In the eminent domain context, a condemnation for a private use cannot be authorized under the Taking Clause whatever its incidental public benefit. Poletown, supra at 632. Such a condemnation is considered to be for a “private use” if a private user is the primary beneficiary. See id. While this case does not involve an eminent domain condemnation, it is logical in all contexts to construe the Taking Clause to prohibit state-authorized takings for the primary benefit of private users.
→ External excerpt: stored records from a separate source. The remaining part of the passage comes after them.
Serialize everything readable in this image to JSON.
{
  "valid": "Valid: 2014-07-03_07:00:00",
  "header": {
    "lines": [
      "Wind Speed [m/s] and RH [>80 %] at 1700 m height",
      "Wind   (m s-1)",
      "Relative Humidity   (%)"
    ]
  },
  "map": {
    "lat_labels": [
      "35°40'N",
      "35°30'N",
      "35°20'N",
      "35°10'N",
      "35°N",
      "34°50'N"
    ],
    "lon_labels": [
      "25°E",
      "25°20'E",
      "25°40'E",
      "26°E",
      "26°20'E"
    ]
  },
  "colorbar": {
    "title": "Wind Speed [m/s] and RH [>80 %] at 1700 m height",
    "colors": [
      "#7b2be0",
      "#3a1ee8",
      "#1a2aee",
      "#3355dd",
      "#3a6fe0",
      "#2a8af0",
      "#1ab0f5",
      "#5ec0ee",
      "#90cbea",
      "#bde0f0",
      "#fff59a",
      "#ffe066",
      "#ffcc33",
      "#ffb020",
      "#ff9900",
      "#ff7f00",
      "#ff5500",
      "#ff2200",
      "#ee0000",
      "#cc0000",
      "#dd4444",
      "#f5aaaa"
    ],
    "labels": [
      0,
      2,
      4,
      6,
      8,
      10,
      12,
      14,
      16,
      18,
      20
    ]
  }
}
Accordingly, because it is *217beyond serious dispute that the primary beneficiary of a taking authorized by the private roads act is the private party who initiates the taking, I would hold that the private roads act is, on its face, repugnant to Const 1963, art 10, § 2.
I would affirm.
Mackenzie, J., concurred.The precise issue in Nollan was whether a state commission violated the Taking Clause of the Fifth Amendment, made applicable to the states by the Fourteenth Amendment, when it required private landowners to convey a public right of way easement across their beachfront property as a condition to receiving a land-use permit. As an initial matter, the Court explained that, had the state simply compelled the plaintiffs to make a right of way easement across their property in order to increase public access to the beach (without conditioning their land-use permit on their agreeing to do so), it would have had “no doubt” that there would have been a taking. Id. at 831.